Dai Primi versi alle Poesie saturnine, dalle Feste galanti alle Romanze senza parole, si dispiega agli occhi del lettore la produzione di uno dei più complessi e inquietanti tra i poeti simbolisti francesi. Del “Pauvre Lelian”, come Verlaine stesso si chiamava anagrammando il proprio nome, ecco allora componimenti malinconici e inquieti, canzonette musicali e fantasiose, versi sontuosi e lirici, poesie torbide e viscerali. Un universo contraddittorio di un poeta tormentato che per tutta la vita cercò di colmare la distanza tra un sé e un altro se stesso, un essere dolorosamente alienato e trasportato dalla propria poesia in un paesaggio di cui non arriva a decifrare il senso e nel quale gli è però negato di perdersi del tutto.

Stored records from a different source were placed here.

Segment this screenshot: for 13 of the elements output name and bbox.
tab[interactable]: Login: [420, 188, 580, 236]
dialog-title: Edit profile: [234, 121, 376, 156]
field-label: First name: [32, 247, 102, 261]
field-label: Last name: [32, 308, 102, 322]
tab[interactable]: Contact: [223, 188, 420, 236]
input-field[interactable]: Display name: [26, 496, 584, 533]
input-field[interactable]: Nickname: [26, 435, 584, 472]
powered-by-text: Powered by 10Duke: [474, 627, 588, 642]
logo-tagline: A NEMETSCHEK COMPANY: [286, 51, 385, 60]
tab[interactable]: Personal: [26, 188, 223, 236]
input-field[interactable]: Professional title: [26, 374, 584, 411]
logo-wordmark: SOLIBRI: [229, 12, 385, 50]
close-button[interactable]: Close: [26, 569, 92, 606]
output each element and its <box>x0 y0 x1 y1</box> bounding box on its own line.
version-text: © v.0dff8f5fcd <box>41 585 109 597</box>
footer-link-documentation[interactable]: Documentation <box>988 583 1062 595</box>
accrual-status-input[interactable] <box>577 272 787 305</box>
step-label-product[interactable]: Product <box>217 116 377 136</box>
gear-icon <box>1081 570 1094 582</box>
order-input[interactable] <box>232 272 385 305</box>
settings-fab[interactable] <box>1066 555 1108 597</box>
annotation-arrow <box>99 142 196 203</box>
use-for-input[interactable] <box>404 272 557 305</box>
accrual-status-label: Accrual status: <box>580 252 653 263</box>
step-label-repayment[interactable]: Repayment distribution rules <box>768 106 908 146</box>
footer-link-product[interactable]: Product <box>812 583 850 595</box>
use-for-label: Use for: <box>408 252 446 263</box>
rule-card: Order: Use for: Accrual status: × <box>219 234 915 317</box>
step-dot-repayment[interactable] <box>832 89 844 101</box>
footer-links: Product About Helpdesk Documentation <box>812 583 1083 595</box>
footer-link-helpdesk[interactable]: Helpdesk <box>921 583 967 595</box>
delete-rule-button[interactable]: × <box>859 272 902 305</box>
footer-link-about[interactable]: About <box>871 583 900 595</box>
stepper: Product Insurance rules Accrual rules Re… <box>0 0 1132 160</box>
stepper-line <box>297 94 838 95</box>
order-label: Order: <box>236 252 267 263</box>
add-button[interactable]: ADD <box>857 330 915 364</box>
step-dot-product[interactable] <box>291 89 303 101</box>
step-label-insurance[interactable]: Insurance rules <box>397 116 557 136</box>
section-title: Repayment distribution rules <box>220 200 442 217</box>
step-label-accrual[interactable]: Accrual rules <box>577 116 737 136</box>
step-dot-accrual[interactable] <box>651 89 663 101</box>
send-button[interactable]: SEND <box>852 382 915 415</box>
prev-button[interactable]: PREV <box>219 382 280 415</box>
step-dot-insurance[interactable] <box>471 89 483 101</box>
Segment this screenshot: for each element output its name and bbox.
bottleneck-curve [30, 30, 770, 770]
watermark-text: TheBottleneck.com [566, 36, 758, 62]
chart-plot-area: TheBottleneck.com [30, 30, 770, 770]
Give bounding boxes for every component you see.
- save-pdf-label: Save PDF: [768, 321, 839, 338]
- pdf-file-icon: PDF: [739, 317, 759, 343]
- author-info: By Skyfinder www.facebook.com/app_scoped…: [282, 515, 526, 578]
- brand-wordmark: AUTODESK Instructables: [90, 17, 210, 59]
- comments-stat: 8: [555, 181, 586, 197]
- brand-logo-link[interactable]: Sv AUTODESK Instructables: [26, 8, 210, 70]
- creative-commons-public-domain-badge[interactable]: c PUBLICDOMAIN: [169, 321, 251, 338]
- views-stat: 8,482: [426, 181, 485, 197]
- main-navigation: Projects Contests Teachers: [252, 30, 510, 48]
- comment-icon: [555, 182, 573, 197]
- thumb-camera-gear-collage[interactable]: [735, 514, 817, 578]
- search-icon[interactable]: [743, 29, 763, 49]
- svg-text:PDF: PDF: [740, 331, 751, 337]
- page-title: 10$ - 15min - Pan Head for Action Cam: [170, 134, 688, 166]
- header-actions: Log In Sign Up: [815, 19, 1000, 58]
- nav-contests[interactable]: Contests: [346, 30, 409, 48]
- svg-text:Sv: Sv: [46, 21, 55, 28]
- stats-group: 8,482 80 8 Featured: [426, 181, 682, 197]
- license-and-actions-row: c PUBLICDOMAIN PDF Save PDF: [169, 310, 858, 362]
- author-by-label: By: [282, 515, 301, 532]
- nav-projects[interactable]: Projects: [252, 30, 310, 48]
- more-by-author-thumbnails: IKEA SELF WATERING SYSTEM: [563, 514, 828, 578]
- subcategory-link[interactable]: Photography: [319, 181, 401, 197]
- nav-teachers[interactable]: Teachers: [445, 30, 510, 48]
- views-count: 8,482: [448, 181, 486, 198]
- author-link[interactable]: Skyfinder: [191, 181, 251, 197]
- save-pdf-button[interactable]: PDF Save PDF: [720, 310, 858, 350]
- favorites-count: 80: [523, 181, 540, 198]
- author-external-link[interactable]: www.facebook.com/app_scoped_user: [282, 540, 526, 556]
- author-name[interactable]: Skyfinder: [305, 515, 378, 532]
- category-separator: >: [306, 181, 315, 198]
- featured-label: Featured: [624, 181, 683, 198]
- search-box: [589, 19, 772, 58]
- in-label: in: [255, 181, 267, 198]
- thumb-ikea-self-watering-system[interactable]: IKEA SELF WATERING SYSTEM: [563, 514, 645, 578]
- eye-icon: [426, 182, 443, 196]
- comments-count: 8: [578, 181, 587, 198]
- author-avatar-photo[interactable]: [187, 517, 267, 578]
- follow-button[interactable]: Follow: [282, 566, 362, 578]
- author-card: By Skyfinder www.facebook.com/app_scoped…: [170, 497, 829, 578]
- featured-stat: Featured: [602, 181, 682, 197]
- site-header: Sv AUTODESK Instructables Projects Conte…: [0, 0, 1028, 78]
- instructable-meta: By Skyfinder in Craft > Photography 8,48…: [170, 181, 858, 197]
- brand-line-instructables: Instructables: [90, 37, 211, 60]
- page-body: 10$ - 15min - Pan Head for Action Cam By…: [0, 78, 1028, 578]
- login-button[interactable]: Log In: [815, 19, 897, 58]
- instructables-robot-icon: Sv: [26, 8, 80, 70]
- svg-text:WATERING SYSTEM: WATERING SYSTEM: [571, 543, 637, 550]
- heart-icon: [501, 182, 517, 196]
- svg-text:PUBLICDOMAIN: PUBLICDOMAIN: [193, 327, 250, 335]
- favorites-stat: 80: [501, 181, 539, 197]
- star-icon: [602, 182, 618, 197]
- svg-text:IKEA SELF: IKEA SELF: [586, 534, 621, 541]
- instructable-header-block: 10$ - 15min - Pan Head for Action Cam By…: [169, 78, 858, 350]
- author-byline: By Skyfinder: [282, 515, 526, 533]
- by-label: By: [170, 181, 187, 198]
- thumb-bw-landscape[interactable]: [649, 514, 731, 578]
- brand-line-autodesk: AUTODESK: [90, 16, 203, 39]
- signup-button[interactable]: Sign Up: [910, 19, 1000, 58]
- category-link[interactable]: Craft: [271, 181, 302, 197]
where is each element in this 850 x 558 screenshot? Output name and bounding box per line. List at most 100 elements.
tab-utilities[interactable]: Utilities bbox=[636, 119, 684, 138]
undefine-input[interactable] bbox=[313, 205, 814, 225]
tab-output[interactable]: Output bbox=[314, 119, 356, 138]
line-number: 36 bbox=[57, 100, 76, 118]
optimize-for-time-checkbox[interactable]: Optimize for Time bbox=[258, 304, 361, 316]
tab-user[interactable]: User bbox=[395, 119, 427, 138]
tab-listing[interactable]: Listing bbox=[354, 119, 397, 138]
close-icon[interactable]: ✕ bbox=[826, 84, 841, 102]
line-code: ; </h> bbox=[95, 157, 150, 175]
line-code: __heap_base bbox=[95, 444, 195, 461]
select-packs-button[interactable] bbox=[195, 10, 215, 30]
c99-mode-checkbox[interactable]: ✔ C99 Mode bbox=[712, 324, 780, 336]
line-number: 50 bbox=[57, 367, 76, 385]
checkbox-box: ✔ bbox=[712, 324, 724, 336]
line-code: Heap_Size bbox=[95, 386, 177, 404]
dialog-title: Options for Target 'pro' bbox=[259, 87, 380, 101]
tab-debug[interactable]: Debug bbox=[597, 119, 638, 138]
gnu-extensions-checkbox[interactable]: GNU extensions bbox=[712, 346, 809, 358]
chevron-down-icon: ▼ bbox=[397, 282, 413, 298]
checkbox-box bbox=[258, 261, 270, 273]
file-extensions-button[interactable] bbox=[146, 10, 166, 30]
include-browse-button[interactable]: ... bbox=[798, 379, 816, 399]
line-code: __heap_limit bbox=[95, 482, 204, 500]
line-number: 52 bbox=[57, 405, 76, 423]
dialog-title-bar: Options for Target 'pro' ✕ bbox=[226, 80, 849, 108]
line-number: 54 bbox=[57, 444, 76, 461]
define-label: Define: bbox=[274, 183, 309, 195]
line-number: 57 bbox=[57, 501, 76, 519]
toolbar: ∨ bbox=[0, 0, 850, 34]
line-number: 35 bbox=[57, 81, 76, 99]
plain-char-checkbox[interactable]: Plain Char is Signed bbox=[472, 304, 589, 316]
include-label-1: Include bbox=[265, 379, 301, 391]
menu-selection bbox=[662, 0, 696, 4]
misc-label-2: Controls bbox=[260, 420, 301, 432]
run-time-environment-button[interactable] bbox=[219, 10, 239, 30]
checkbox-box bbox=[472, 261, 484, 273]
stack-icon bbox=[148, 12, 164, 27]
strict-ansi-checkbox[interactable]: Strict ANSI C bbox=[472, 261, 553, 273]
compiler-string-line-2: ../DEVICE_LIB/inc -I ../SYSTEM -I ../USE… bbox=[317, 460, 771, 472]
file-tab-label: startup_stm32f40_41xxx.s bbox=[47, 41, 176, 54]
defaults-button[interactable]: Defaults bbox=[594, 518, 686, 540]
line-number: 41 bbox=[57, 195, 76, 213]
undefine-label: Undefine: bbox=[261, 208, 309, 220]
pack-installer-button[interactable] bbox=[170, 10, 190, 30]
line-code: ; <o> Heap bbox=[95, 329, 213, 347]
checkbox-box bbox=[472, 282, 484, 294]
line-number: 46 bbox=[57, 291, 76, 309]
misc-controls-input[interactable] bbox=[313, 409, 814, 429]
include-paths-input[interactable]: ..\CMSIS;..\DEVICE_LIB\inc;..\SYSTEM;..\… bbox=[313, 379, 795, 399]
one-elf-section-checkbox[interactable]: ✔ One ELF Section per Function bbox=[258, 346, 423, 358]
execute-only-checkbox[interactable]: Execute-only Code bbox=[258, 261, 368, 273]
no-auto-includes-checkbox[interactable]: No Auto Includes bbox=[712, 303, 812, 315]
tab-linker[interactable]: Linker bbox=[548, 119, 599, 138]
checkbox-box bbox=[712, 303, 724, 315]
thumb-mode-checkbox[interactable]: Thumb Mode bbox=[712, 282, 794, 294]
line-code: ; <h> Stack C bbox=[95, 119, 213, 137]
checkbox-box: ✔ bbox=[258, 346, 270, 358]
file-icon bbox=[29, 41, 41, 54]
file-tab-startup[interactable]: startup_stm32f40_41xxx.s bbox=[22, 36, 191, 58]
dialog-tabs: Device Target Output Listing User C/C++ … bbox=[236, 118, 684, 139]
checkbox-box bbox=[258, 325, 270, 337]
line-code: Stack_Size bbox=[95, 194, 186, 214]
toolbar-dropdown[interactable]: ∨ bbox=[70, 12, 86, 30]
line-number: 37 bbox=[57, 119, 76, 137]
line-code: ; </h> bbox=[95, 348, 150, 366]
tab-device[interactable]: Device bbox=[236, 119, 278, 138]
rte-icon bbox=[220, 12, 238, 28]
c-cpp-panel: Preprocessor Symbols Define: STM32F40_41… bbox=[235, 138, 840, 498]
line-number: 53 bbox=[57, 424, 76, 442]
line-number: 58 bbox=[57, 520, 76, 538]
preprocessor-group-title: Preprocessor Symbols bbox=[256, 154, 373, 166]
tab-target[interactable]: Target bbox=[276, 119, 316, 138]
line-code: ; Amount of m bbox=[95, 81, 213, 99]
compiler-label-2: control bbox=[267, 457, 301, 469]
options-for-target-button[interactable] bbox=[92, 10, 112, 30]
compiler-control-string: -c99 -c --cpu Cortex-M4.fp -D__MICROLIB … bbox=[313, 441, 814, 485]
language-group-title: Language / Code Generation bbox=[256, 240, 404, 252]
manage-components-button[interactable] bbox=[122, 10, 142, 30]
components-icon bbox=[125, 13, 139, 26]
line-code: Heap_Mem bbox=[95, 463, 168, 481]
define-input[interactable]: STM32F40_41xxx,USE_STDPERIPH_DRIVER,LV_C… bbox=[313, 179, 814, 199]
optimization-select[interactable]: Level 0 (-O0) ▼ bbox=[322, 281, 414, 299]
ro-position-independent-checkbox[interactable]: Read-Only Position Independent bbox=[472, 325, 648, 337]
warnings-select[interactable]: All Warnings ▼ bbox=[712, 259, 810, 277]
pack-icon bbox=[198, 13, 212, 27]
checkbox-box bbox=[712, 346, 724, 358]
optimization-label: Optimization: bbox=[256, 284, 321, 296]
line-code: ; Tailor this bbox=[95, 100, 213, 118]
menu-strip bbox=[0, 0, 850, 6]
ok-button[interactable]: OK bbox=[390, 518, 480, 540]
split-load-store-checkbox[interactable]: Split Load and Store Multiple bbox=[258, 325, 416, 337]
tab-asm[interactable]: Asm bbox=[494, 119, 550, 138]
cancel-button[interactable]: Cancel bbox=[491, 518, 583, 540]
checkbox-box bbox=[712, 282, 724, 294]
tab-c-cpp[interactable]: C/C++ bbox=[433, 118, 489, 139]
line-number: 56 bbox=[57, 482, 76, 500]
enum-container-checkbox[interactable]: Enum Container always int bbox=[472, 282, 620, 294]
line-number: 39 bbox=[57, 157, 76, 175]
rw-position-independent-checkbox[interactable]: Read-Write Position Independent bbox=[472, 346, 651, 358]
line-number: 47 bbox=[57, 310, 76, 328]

Nell’affascinante labirinto dell’homo duplex per eccellenza, la scelta e l’apparato critico di Luciana Frezza restituiscono un più giusto equilibrio a tutte le varie fasi e dimensioni di un artista da scoprire nella sua poliedrica complessità.
INFORMAZIONI
- Pagine 432
- ISBN: 978-8817165730

Paul Verlaine
Paul Verlaine nacque a Metz nel 1844, figlio unico di una famiglia della piccola borghesia, con la quale nel 1851 si trasferì a Parigi. Lesse giovanissimo I fiori del male di Baudelaire, che influenzerà la sua prima raccolta poetica, Poemi saturnini (1866), iniziò presto a comporre poesie e frequentò la seconda generazione dei poeti parnassiani, con i quali condusse vita da bohémien. Nel 1869 pubblicò Feste galanti. Due anni prima era morta l’amata cugina Elisa. Nel 1870 sposò Mathilde Mauté de Fleurville e l’anno dopo conobbe il giovane Arthur Rimbaud. Per la moglie scrisse La Buona Canzone, ma il matrimonio entrò in crisi per la relazione nata tra Verlaine e Rimbaud. I due uomini presero a viaggiare insieme e si recarono a Londra e Bruxelles, ma quando Rimbaud si stancò e, nel 1873, cercò di porre termine al rapporto, Verlaine sparò all’amico ferendolo. Fu imprigionato per diciotto mesi. Prima di questo periodo aveva composto Romanze senza parole, che poi uscirà nel 1874. Una volta rilasciato si dedicò all’insegnamento e compose molte delle poesie comprese in Saggezza (1881), che testimoniano della conversione al cattolicesimo. Dopo, smesso di insegnare, tornò a Parigi dove era anche considerato uno dei maestri del nascente simbolismo. Riprese a bere e a condurre una vita disordinata. Visse in miseria, affetto da diverse malattie e con lunghi ricoveri ospedalieri, e nonostante la fama morì in povertà, nel 1896, a Parigi.